Довольно часто Петя размышлял: отчего незатейливая жизнь Клавдии Игнатьевны, с тихими радостями по поводу добычи какого-нибудь венгерского горошка, внезапно «выкинутого» на прилавок, с обстоятельными умиленными пересказами (как красиво служил нынче батюшка в Калитниковской церкви), отчего эта простая жизнь так наполнена смыслом и добротой, а его, Петина, жизнь, до отказа набитая разнообразными событиями, всевозможными знакомствами, просмотром редких и запретных видеофильмов, закрытых спектаклей, и прочая и прочая, – отчего его, Петина, жизнь так пуста, скучна, однообразна…
– Петь, – бодро ответила Клавдия Игнатьевна. – Ну чего ты колобродишь, Петь! Возвращайся в сомью уже, хватит. Мать больно переживает.
В разговорах с Петей Клавдия Игнатьевна всегда называла старуху «матерью», и в этом тоже сказывалось ее душевное здоровье. А как же иначе – живут вместе, друг за дружку переживают – кто же как не мать…
– Да я!.. ноги моей! Вы просто не знаете, как она… унизила… растоптала… – захлебываясь, выкрикнул он.
– О! О! Хорош… – так же невозмутимо приветливо перебила Клавдия Игнатьевна.– – Ты с кем считаешься? Ей, может, жизни пять дней осталось… Нрав у ней, конечно, едреный, это я с тобой не спорю… Так ведь это как кому от Господа досталось. Люди родные, друг с дружкой связаны… Ты пересиль себя, Петь. Ты молодой, жалеть ее должен. Сидит целый день, нос повесила…
– Что она ест, кто ей готовит? – спросил он.

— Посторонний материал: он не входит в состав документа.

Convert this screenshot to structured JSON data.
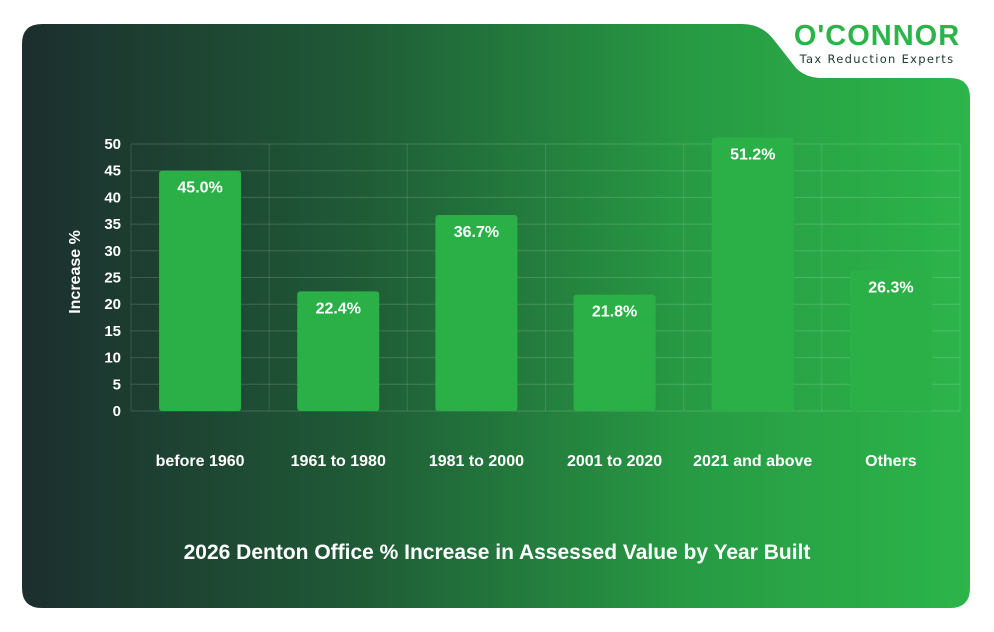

– Да уж с голоду не помирает, не бойсь. Вчера я борща ей налила, колбаски отрезала. Третьего дня Тараканы расщедрились, картошки наварили. Не помирает, нет. Но тоскует. Ты же знаешь, Петь: она как затоскует, так из дому шляется.
– Куда шляется?
– Ну это я тебе не подскажу. Вчера увозил ее куда-то седоватый, глаза навыкате… вежливый..,
– Сева.
– Ну. А сейчас вот только двери я закрыла – поволок на себе ее этот ваш… неприбранный, ну, всегда скипидаром от него разит. Мать его все гением обзывает…
– Матвей.
– Вот. Словом, ты, Петь, поваландался, показал ей кузькину душу, и будет. Стыдно с матерью собачиться… Слышь, я чего говорю?
– Слышу… – ответил он угрюмо.
– Ну, когда придешь-то?
«Никогда! – хотел он крикнуть в отчаянии, – Никогда не вернусь в проклятый ее дом!.» Вслух же сказал отрывисто:
– Не знаю. Скоро…
Все это означало возвращение в лоно швейной фабрики. Пожужжал, полетал, и будет. Дернули за ниточку, напомнили майскому жуку, что он привязан.
Кстати, и ребята из драмкружка наведывались за это время раза два. Способные ребята, Боря и Аллочка, бог знает, сколько лет все знакомы, а сколько ролей переиграно! Энтузиасты-театралы, да… Библиотекарь Аллочка, фарфоровое дитя под тридцать (или за тридцать?). Неважно, много лет была исступленно влюблена в Петра Авдеича. Чем он мог ответить этому хрупкому существу с малиновым румянцем пастушки саксонского фарфора? Он давал ей заглавные роли. Аллочка и Джульетту играла, и Неточку, и много кого еще…
Моторист Боря страдал, ждал своего часа, ходил за Аллочкой преданным угрюмым псом и втайне мечтал, чтобы Петр Авдеевич когда-нибудь не вернулся наконец в драмкружок.